Analgésie multimodale : la synergie entre la kétamine et les opioïdes
L'étude PACKMaN a mis en évidence une stratégie prometteuse pour répondre au problème de l'analgésie sous-optimale : l'approche multimodale, qui consiste à combiner des médicaments aux mécanismes d'action différents. L'association de kétamine et d'opioïdes apparaît notamment comme une option intéressante en pratique clinique.
Dans le Val d'Aoste, par exemple, nous utilisons couramment une approche consistant à administrer une dose initiale de kétamine à laquelle est ensuite ajouté un opiacé (ou inversement). Cette pratique est corroborée par plusieurs études récentes :
L'étude KOPED (Ketamine-Opioid Pain in the ED, 2022) a démontré que l'ajout de kétamine à faible dose (0,15-0,3 mg/kg) au traitement aux opioïdes produisait une plus grande réduction de la douleur que l'opioïde seul, avec une réduction de 25 % de la consommation totale d'opioïdes et une incidence plus faible d'événements indésirables respiratoires.
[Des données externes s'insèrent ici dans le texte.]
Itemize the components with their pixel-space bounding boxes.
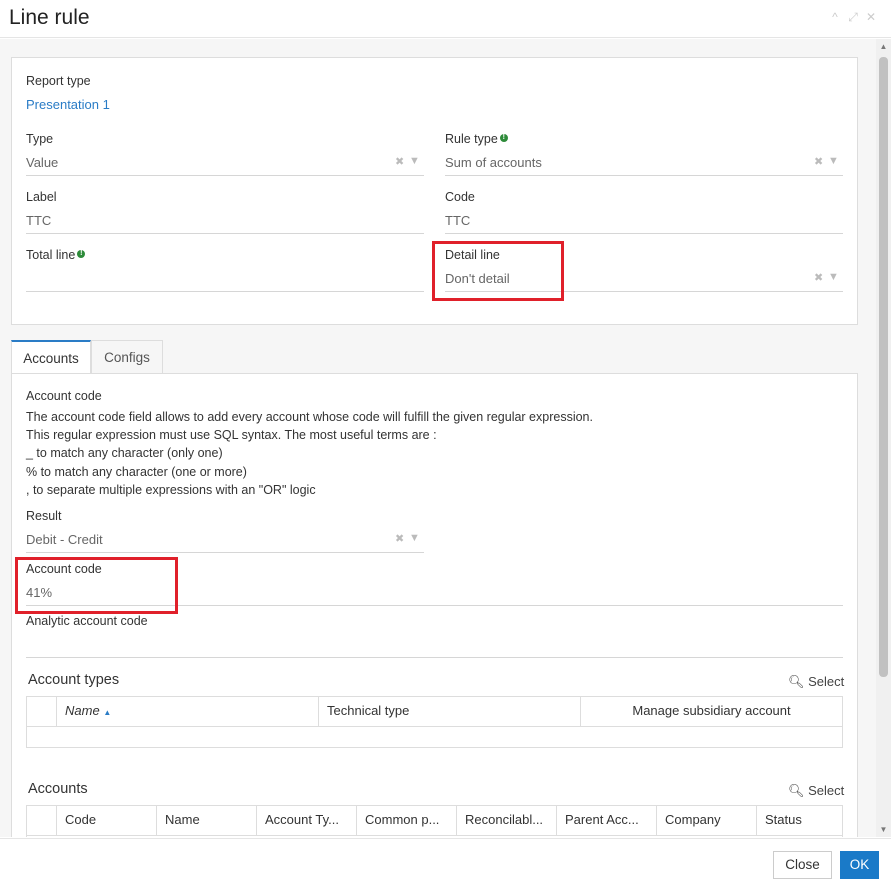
grid-header-row: Code Name Account Ty... Common p... Reco… (27, 806, 842, 836)
search-icon: 🔍︎ (788, 674, 805, 689)
accounts-title: Accounts (28, 781, 88, 797)
clear-icon[interactable]: ✖ (395, 532, 404, 545)
expand-icon[interactable]: ⤢ (847, 10, 859, 25)
result-label: Result (26, 509, 62, 523)
info-icon[interactable]: ! (77, 250, 86, 258)
column-header-parent-account[interactable]: Parent Acc... (556, 806, 656, 835)
line-rule-form: Report type Presentation 1 Type Value ✖ … (11, 57, 858, 325)
ok-button[interactable]: OK (840, 851, 879, 879)
rule-type-underline (445, 175, 843, 176)
accounts-select-button[interactable]: 🔍︎ Select (788, 783, 844, 799)
result-select[interactable]: Debit - Credit (26, 532, 103, 547)
scroll-up-arrow-icon[interactable]: ▲ (879, 42, 888, 51)
chevron-down-icon[interactable]: ▼ (828, 271, 839, 283)
account-code-heading: Account code (26, 389, 102, 403)
account-types-select-button[interactable]: 🔍︎ Select (788, 674, 844, 690)
help-line: The account code field allows to add eve… (26, 410, 593, 424)
column-header-account-type[interactable]: Account Ty... (256, 806, 356, 835)
account-code-highlight (15, 557, 178, 614)
analytic-account-code-underline (26, 657, 843, 658)
code-underline (445, 233, 843, 234)
clear-icon[interactable]: ✖ (814, 271, 823, 284)
chevron-down-icon[interactable]: ▼ (409, 532, 420, 544)
clear-icon[interactable]: ✖ (814, 155, 823, 168)
dialog-footer: Close OK (0, 838, 891, 887)
column-header-technical-type[interactable]: Technical type (318, 697, 580, 726)
scrollbar-thumb[interactable] (879, 57, 888, 677)
collapse-icon[interactable]: ^ (829, 10, 841, 25)
code-input[interactable]: TTC (445, 213, 470, 228)
search-icon: 🔍︎ (788, 783, 805, 798)
dialog-header: Line rule ^ ⤢ ✕ (0, 0, 891, 38)
close-icon[interactable]: ✕ (865, 10, 877, 25)
account-types-grid: Name ▲ Technical type Manage subsidiary … (26, 696, 843, 748)
label-underline (26, 233, 424, 234)
report-type-link[interactable]: Presentation 1 (26, 97, 110, 112)
row-select-column[interactable] (26, 697, 56, 726)
column-header-name[interactable]: Name (156, 806, 256, 835)
accounts-tab-panel: Account code The account code field allo… (11, 373, 858, 837)
column-header-company[interactable]: Company (656, 806, 756, 835)
total-line-label: Total line! (26, 248, 86, 262)
rule-type-label: Rule type! (445, 132, 508, 146)
column-header-label: Name (65, 703, 100, 718)
label-label: Label (26, 190, 57, 204)
type-label: Type (26, 132, 54, 146)
column-header-status[interactable]: Status (756, 806, 843, 835)
total-line-underline (26, 291, 424, 292)
type-underline (26, 175, 424, 176)
column-header-manage-subsidiary[interactable]: Manage subsidiary account (580, 697, 842, 726)
help-line: This regular expression must use SQL syn… (26, 428, 437, 443)
help-line: , to separate multiple expressions with … (26, 482, 316, 497)
accounts-grid: Code Name Account Ty... Common p... Reco… (26, 805, 843, 837)
help-line: % to match any character (one or more) (26, 464, 247, 479)
clear-icon[interactable]: ✖ (395, 155, 404, 168)
code-label: Code (445, 190, 475, 204)
select-label: Select (808, 783, 845, 798)
column-header-code[interactable]: Code (56, 806, 156, 835)
column-header-common-position[interactable]: Common p... (356, 806, 456, 835)
tab-accounts[interactable]: Accounts (11, 340, 91, 375)
analytic-account-code-label: Analytic account code (26, 614, 148, 628)
chevron-down-icon[interactable]: ▼ (828, 155, 839, 167)
dialog-body: Report type Presentation 1 Type Value ✖ … (0, 39, 876, 837)
grid-header-row: Name ▲ Technical type Manage subsidiary … (27, 697, 842, 727)
detail-line-highlight (432, 241, 564, 301)
select-label: Select (808, 674, 845, 689)
type-select[interactable]: Value (26, 155, 58, 170)
close-button[interactable]: Close (773, 851, 832, 879)
result-underline (26, 552, 424, 553)
chevron-down-icon[interactable]: ▼ (409, 155, 420, 167)
column-header-reconcilable[interactable]: Reconcilabl... (456, 806, 556, 835)
column-header-name[interactable]: Name ▲ (56, 697, 318, 726)
label-input[interactable]: TTC (26, 213, 51, 228)
rule-type-select[interactable]: Sum of accounts (445, 155, 542, 170)
sort-ascending-icon: ▲ (103, 708, 112, 717)
row-select-column[interactable] (26, 806, 56, 835)
scroll-down-arrow-icon[interactable]: ▼ (879, 825, 888, 834)
tab-configs[interactable]: Configs (91, 340, 163, 374)
window-controls: ^ ⤢ ✕ (829, 10, 877, 25)
report-type-label: Report type (26, 74, 91, 88)
help-line: _ to match any character (only one) (26, 446, 223, 461)
account-code-help: The account code field allows to add eve… (26, 408, 593, 499)
account-types-title: Account types (28, 672, 120, 688)
vertical-scrollbar[interactable]: ▲ ▼ (876, 39, 891, 837)
info-icon[interactable]: ! (499, 134, 508, 142)
dialog-title: Line rule (9, 6, 90, 29)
Mohammadshahi et al. (2023) ont souligné que la combinaison kétamine-morphine produit une analgésie plus rapide et plus prolongée que la morphine seule, nécessitant des doses plus faibles de l'opioïde.
La revue systématique de Brinck et al. (2021) a conclu que l’approche combinée offre un effet « d’épargne d’opioïdes » de 30 à 50 %, maintenant ou même améliorant l’efficacité analgésique globale.
Les avantages de l’approche multimodale comprennent :
Exploitation de mécanismes d'action complémentaires (antagonisme NMDA et activation des récepteurs opioïdes)
Réduction de la dose totale d'opioïdes, avec réduction potentielle des effets secondaires dose-dépendants
Début plus rapide de l'analgésie
Amélioration potentielle de l'efficacité analgésique globale
Cette approche pourrait constituer une solution prometteuse pour résoudre le problème mis en évidence par l'étude PACKMaN, où plus de 60 % des patients se présentaient aux urgences avec des douleurs importantes malgré l'analgésie. Un essai clinique randomisé comparant spécifiquement l'approche multimodale à la monothérapie en milieu préhospitalier serait souhaitable.
D’autres stratégies visant à améliorer l’efficacité analgésique globale pourraient inclure des protocoles de titration plus agressifs ou l’intégration systématique d’approches non pharmacologiques.